The Ultimate Checklist for Evaluating Rental Properties

Countless people have become millionaires after accumulating properties and setting up a rental income generation strategy. Countless more have supplemented their income with passive revenue streams that give them more financial support. If you don’t have much experience buying or selling rental properties, this may seem like a distant, foreign concept to you – but the truth is, almost anyone can get started managing rental properties with even a single acquisition.

The trick is to find good rental properties. A solid, reliable property will generate revenue in excess of its expenses, quite consistently, and hopefully appreciate in value over time. That said, a bad property can accrue expenses exceeding revenue, ultimately putting you in a financial pit.

So how do you determine the good properties from the bad ones?

Unfortunately, this is a complicated question, but we can help you by directing you to the core concepts you need to consider and evaluate in your decision making.

The Value of Professional Insight

If you don’t have much experience on your own, it’s extremely beneficial to get the help of a professional advisor in your decision. Even if you do have experience, it never hurts to have a second set of eyes on what you’re researching.

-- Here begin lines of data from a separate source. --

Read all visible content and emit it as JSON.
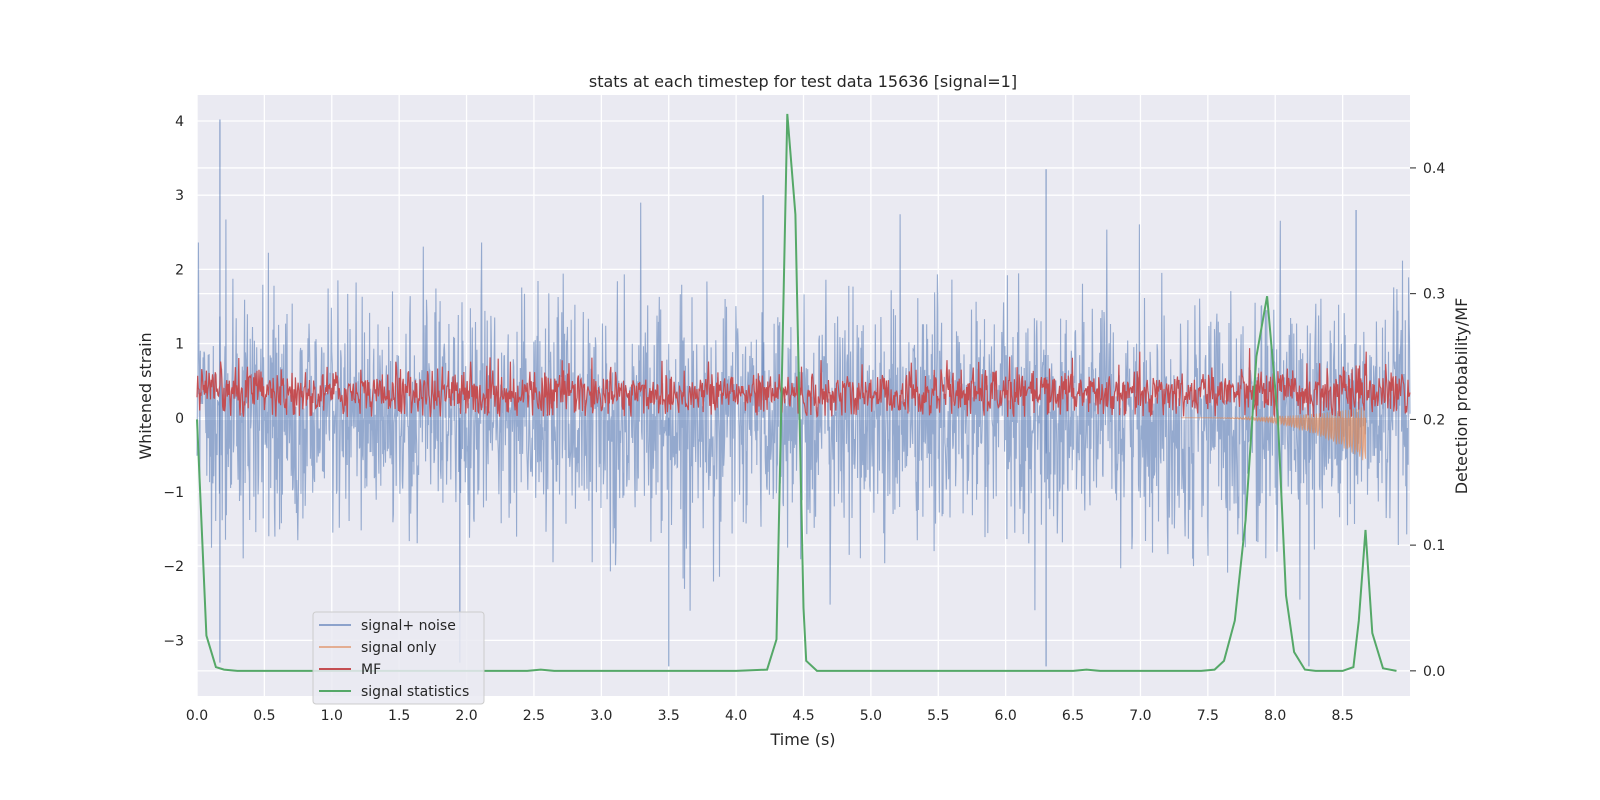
{
  "chart_data": {
    "type": "line",
    "title": "stats at each timestep for test data 15636 [signal=1]",
    "xlabel": "Time (s)",
    "ylabel": "Whitened strain",
    "y2label": "Detection probability/MF",
    "xlim": [
      0.0,
      9.0
    ],
    "ylim": [
      -3.75,
      4.35
    ],
    "y2lim": [
      -0.02,
      0.458
    ],
    "xticks": [
      "0.0",
      "0.5",
      "1.0",
      "1.5",
      "2.0",
      "2.5",
      "3.0",
      "3.5",
      "4.0",
      "4.5",
      "5.0",
      "5.5",
      "6.0",
      "6.5",
      "7.0",
      "7.5",
      "8.0",
      "8.5"
    ],
    "yticks": [
      "−3",
      "−2",
      "−1",
      "0",
      "1",
      "2",
      "3",
      "4"
    ],
    "y2ticks": [
      "0.0",
      "0.1",
      "0.2",
      "0.3",
      "0.4"
    ],
    "grid": true,
    "legend_position": "lower-left",
    "series": [
      {
        "name": "signal+ noise",
        "color": "#4c72b0",
        "axis": "left",
        "description": "dense noisy strain, roughly symmetric around 0 with spikes to about +4 and -3.4",
        "spikes": [
          {
            "x": 0.17,
            "y": 4.02
          },
          {
            "x": 0.17,
            "y": -3.3
          },
          {
            "x": 1.95,
            "y": -3.3
          },
          {
            "x": 3.5,
            "y": -3.35
          },
          {
            "x": 4.2,
            "y": 3.0
          },
          {
            "x": 6.3,
            "y": 3.35
          },
          {
            "x": 6.3,
            "y": -3.35
          },
          {
            "x": 8.25,
            "y": -3.35
          },
          {
            "x": 8.6,
            "y": 2.8
          }
        ]
      },
      {
        "name": "signal only",
        "color": "#dd8452",
        "axis": "left",
        "description": "chirp signal growing from near 0 to about -0.6 at t = 8.67 s",
        "envelope": {
          "start": 7.3,
          "end": 8.67,
          "peak": -0.6
        }
      },
      {
        "name": "MF",
        "color": "#c44e52",
        "axis": "left",
        "description": "matched filter output, noisy band between about 0 and 0.95"
      },
      {
        "name": "signal statistics",
        "color": "#55a868",
        "axis": "right",
        "points": [
          [
            0.0,
            0.2
          ],
          [
            0.07,
            0.028
          ],
          [
            0.14,
            0.003
          ],
          [
            0.2,
            0.001
          ],
          [
            0.3,
            0.0
          ],
          [
            1.0,
            0.0
          ],
          [
            2.0,
            0.0
          ],
          [
            2.45,
            0.0
          ],
          [
            2.55,
            0.001
          ],
          [
            2.65,
            0.0
          ],
          [
            3.0,
            0.0
          ],
          [
            3.5,
            0.0
          ],
          [
            4.0,
            0.0
          ],
          [
            4.23,
            0.001
          ],
          [
            4.3,
            0.025
          ],
          [
            4.38,
            0.443
          ],
          [
            4.44,
            0.363
          ],
          [
            4.5,
            0.05
          ],
          [
            4.52,
            0.008
          ],
          [
            4.6,
            0.0
          ],
          [
            5.0,
            0.0
          ],
          [
            5.5,
            0.0
          ],
          [
            6.0,
            0.0
          ],
          [
            6.5,
            0.0
          ],
          [
            6.6,
            0.001
          ],
          [
            6.7,
            0.0
          ],
          [
            7.0,
            0.0
          ],
          [
            7.45,
            0.0
          ],
          [
            7.55,
            0.001
          ],
          [
            7.62,
            0.008
          ],
          [
            7.7,
            0.04
          ],
          [
            7.78,
            0.12
          ],
          [
            7.86,
            0.25
          ],
          [
            7.94,
            0.298
          ],
          [
            8.02,
            0.2
          ],
          [
            8.08,
            0.06
          ],
          [
            8.14,
            0.015
          ],
          [
            8.22,
            0.001
          ],
          [
            8.3,
            0.0
          ],
          [
            8.5,
            0.0
          ],
          [
            8.58,
            0.003
          ],
          [
            8.62,
            0.04
          ],
          [
            8.67,
            0.112
          ],
          [
            8.72,
            0.03
          ],
          [
            8.8,
            0.002
          ],
          [
            8.9,
            0.0
          ]
        ]
      }
    ]
  }
}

A property management company like GreenResidential is arguably the best choice in this scenario. Most property managers can connect you to a real estate agent, who can help you evaluate prospective deals and properties to add to your portfolio. If you choose to move forward, you can enlist the services of the property management company to manage your property actively. Failing that, you can always contact a real estate agent or work with other experienced real estate buyers to strengthen your decision.

Everything You Need to Check When Evaluating a Rental Property

When evaluating properties, be sure to look at the following:

·       The price. The first thing you need to look at is the price. No matter how good the property is, it becomes untenable as a rental property if the price is too high. This often happens in highly competitive markets, but it can happen to almost any property. If you’re taking out a loan for the property, this is especially important, since you’ll be taking on significant debt in the acquisition.

·       The local housing market. Next, you need to look at the local housing market. What are houses going for? How in demand is the market? Is this a truly good deal, given other houses for sale in the area?

·       The local rental market. After that, you can start speculating about the potential returns you can have on this house. How many units are there and what can you justify charging for rent? The best way to approach this is to research rent prices for similar houses in the area. Would you be able to make a profit even if you charged less?

·       The future of the neighborhood. You also need to look at the neighborhood and speculate about its future. Good neighborhoods tend to be very safe, next to good schools, and with good access to transportation. They have low crime rates, high employment statistics, and clear reasons for optimism for the future. Obviously, you can’t predict the future, but you can look at current trends and speculate about how they might unfold in the coming years. Will this area be more attractive or less attractive in the future?

·       Your current finances. Much of your decision also depends on your personal finances. If you have abundant assets, reliable revenue, and an emergency fund saved already, you can afford to take some more risks. If your finances are tight and this is going to be a somewhat risky decision for you, you need to be absolutely certain the property is airtight.

·       Property tax costs. Be sure to research property tax costs, as many novice property buyers underestimate the costs of taxes. Keep in mind that property taxes often increase in popular areas on an annual basis.

·       Insurance costs. Similarly, you’ll need to look into property insurance costs. If you pay for the property in cash, insurance is technically optional, but this can protect your investment and should therefore be strongly considered. If you finance the property with a mortgage, your mortgage provider may require you to have insurance in place.

·       Maintenance costs. It’s a good idea to estimate maintenance costs as well, even if you don’t have a clear idea on how much maintenance this property will require. How much upkeep does this property need? Does it require any repairs before renters live here?

·       The condition of the property. A basic home inspection only costs a few hundred dollars, but can reveal crucial details about the condition of the property you may not notice on your own – even if you have some experience buying properties. Always secure a home inspection before finalizing the deal. If there are any standing issues, work them into your calculations and consider reducing your offer price in line with what you find.

As you can see, many of these concepts are complicated and aren’t associated with clear, black and white answers. Instead, you’ll need to consider these factors in abstract and together with each other to determine whether a given property is worth it. Even then, every property acquisition does come with risk, so do as much due diligence as you can to make an educated decision.